Len Bailes -- If you can turn out four pages like this once a month instead of a page of nothing d.c.'s every week, I'll consider it a well-done trade in schedules. ## And what happened to the kindly old pickle barrel at the A&P?

Bruce Pelz -- I don't object overly to your Dist'n circulation lists, as long as you don't concentrate on them to the exclusion of everything else. They are handy as information, but they aren't particularly readable; publishing these is a lazy way of getting out of doing brainwork. Let's have less lists -- only one a week at the most, even if this means that some week's lists never see print -- and more original material. ## Run the MENACE through Apa L?

Dwain Kaiser -- If that cover means anything, nobody's told me about it. Yes, tho; the cover is an "official" part of the Dist'n in the way you mean.

Don Fitch -- A good trip report; even better because it was so unexpected after all this time. Gee; this is the first time I've ever seen 10 a.m. look like 'loam'. Is that what happens to your spelling when you become a gardener?

Dave Van Arnam -- I'm tempted to enter your kitten-naming contest, but the thought occurs to me that I might be the Only One and win by default, and I don't really want a kitten. Not with a hulking big Weimarner next door. How would you deliver the kitten cross-country, anyhow? Smuggle it aboard Bruce's chartered plane the next time he comes to NY?

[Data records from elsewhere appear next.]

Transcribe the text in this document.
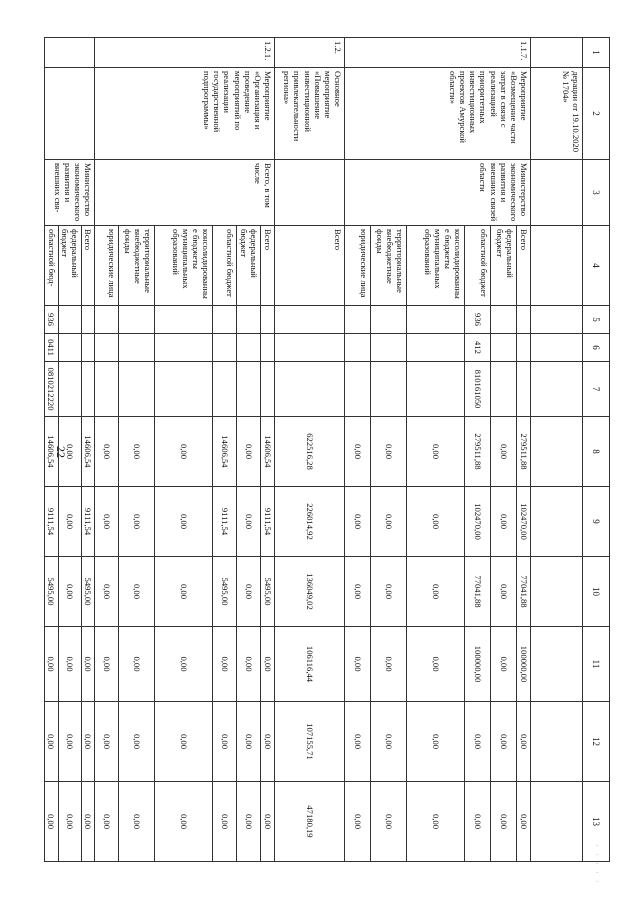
22
1	2	3	4	5	6	7	8	9	10	11	12	13
	дерации от 19.10.2020 № 1704»											
1.1.7.	Мероприятие «Возмещение части затрат в связи с реализацией приоритетных инвестиционных проектов Амурской области»	Министерство экономического развития и внешних связей области	Всего				279511,88	102470,00	77041,88	100000,00	0,00	0,00
			федеральный бюджет				0,00	0,00	0,00	0,00	0,00	0,00
			областной бюджет	936	412	810161050	279511,88	102470,00	77041,88	100000,00	0,00	0,00
			консолидированные бюджеты муниципальных образований				0,00	0,00	0,00	0,00	0,00	0,00
			территориальные внебюджетные фонды				0,00	0,00	0,00	0,00	0,00	0,00
			юридические лица				0,00	0,00	0,00	0,00	0,00	0,00
1.2.	Основное мероприятие «Повышение инвестиционной привлекательности региона»		Всего				622516,28	226014,92	136049,02	106116,44	107155,71	47180,19
1.2.1.	Мероприятие «Организация и проведение мероприятий по реализации государственной подпрограммы»	Всего, в том числе	Всего				14606,54	9111,54	5495,00	0,00	0,00	0,00
			федеральный бюджет				0,00	0,00	0,00	0,00	0,00	0,00
			областной бюджет				14606,54	9111,54	5495,00	0,00	0,00	0,00
			консолидированные бюджеты муниципальных образований				0,00	0,00	0,00	0,00	0,00	0,00
			территориальные внебюджетные фонды				0,00	0,00	0,00	0,00	0,00	0,00
			юридические лица				0,00	0,00	0,00	0,00	0,00	0,00
		Министерство экономического развития и внешних свя-	Всего				14606,54	9111,54	5495,00	0,00	0,00	0,00
			федеральный бюджет				0,00	0,00	0,00	0,00	0,00	0,00
			областной бюд-	936	0411	0810212220	14606,54	9111,54	5495,00	0,00	0,00	0,00
·
·
·
·
·
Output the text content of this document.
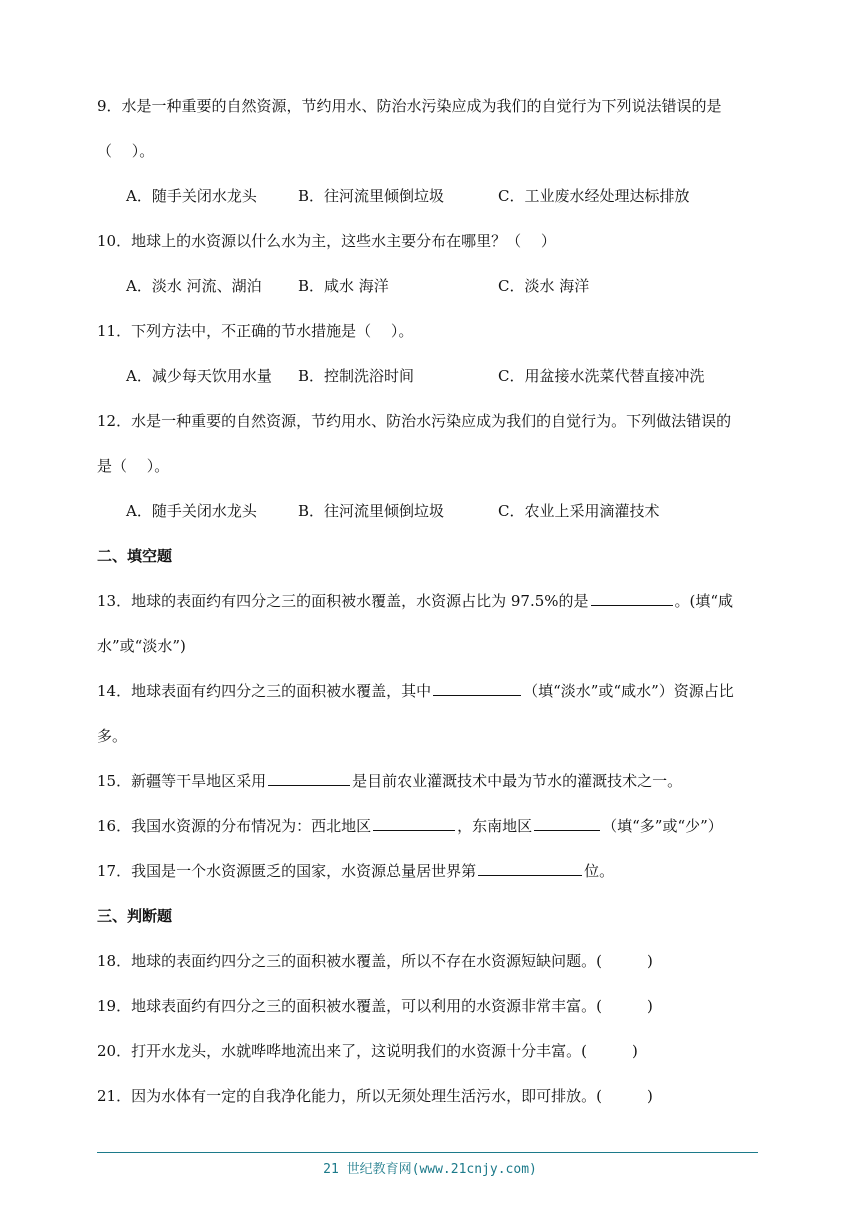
9．水是一种重要的自然资源，节约用水、防治水污染应成为我们的自觉行为下列说法错误的是
（　 ）。
A．随手关闭水龙头	B．往河流里倾倒垃圾	C．工业废水经处理达标排放
10．地球上的水资源以什么水为主，这些水主要分布在哪里？（　 ）
A．淡水 河流、湖泊 B．咸水 海洋	C．淡水 海洋
11．下列方法中，不正确的节水措施是（　 ）。
A．减少每天饮用水量 B．控制洗浴时间	C．用盆接水洗菜代替直接冲洗
12．水是一种重要的自然资源，节约用水、防治水污染应成为我们的自觉行为。下列做法错误的
是（　 ）。
A．随手关闭水龙头	B．往河流里倾倒垃圾	C．农业上采用滴灌技术
二、填空题
13．地球的表面约有四分之三的面积被水覆盖，水资源占比为 97.5%的是	。(填“咸
水”或“淡水”)
14．地球表面有约四分之三的面积被水覆盖，其中	（填“淡水”或“咸水”）资源占比
多。
15．新疆等干旱地区采用	是目前农业灌溉技术中最为节水的灌溉技术之一。
16．我国水资源的分布情况为：西北地区	，东南地区	（填“多”或“少”）
17．我国是一个水资源匮乏的国家，水资源总量居世界第	位。
三、判断题
18．地球的表面约四分之三的面积被水覆盖，所以不存在水资源短缺问题。(　　　)
19．地球表面约有四分之三的面积被水覆盖，可以利用的水资源非常丰富。(　　　)
20．打开水龙头，水就哗哗地流出来了，这说明我们的水资源十分丰富。(　　　)
21．因为水体有一定的自我净化能力，所以无须处理生活污水，即可排放。(　　　)
21 世纪教育网(www.21cnjy.com)
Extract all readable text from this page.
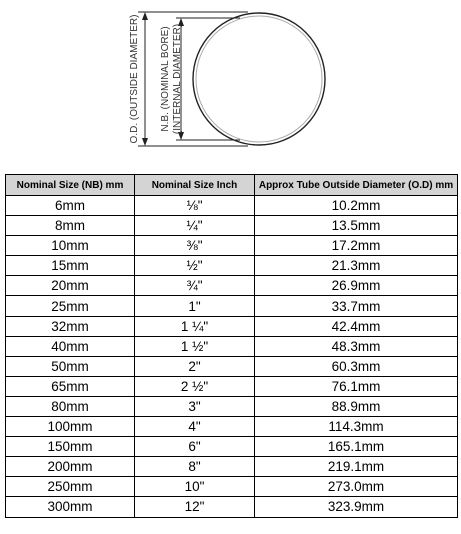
O.D. (OUTSIDE DIAMETER) N.B. (NOMINAL BORE) (INTERNAL DIAMETER)
Nominal Size (NB) mm	Nominal Size Inch	Approx Tube Outside Diameter (O.D) mm
6mm	⅛"	10.2mm
8mm	¼"	13.5mm
10mm	⅜"	17.2mm
15mm	½"	21.3mm
20mm	¾"	26.9mm
25mm	1"	33.7mm
32mm	1 ¼"	42.4mm
40mm	1 ½"	48.3mm
50mm	2"	60.3mm
65mm	2 ½"	76.1mm
80mm	3"	88.9mm
100mm	4"	114.3mm
150mm	6"	165.1mm
200mm	8"	219.1mm
250mm	10"	273.0mm
300mm	12"	323.9mm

John Ryan -- This "Gully Foyle" reprint is really great, and there's already several people asking if we're going to get any more. (Though I'll be interested to see how many of 'em take the trouble to ask it in print where you can see it.) I presume, from the manner in which everything was reproduced so sharply, that the photoprint was made from a black-&-white (pen & ink?) copy rather than a colored copy? What's the status of this strip? Is it appearing in newspapers currently, or is Mr. Pitt still trying to sell it to your Australian newspaper syndicates? ## I was particularly impressed by the fact that, not only has Mr. Pitt followed the original story as closely as possible in his drawings, even the dialog/text is adapted directly from Bester's book. The only criticism I can find to make (surely it can't all be perfect) is that Gully Foyle looks a little too clean and neat for the position he's supposed to be in; and this is relatively minor, of course. Would you know what Alfred Bester happens to think of this conversion of his book into comic-art form?

Ted Johnstone -- How do you stand on your U.N.C.L.E. writing now? Are you still supposed to be writing more novels to a schedule, or have you filled your commitments with this last book and are you going on to other writing projects now? Owen was telling me about some ideas for your "Star Trek" script (I didn't quite get it straight as to whether these were your ideas or his ideas that he was trying to sell you); they were very amusing, but I get the impression that you might have a hard time trying to get comedy-satire on "Star Trek", which is doing a good job of taking itself seriously (and is just about the first s-f TV program to have enough to be worth taking seriously). Well, good luck on whatever you try.

So now the photocovers show up, five days late. Grotch.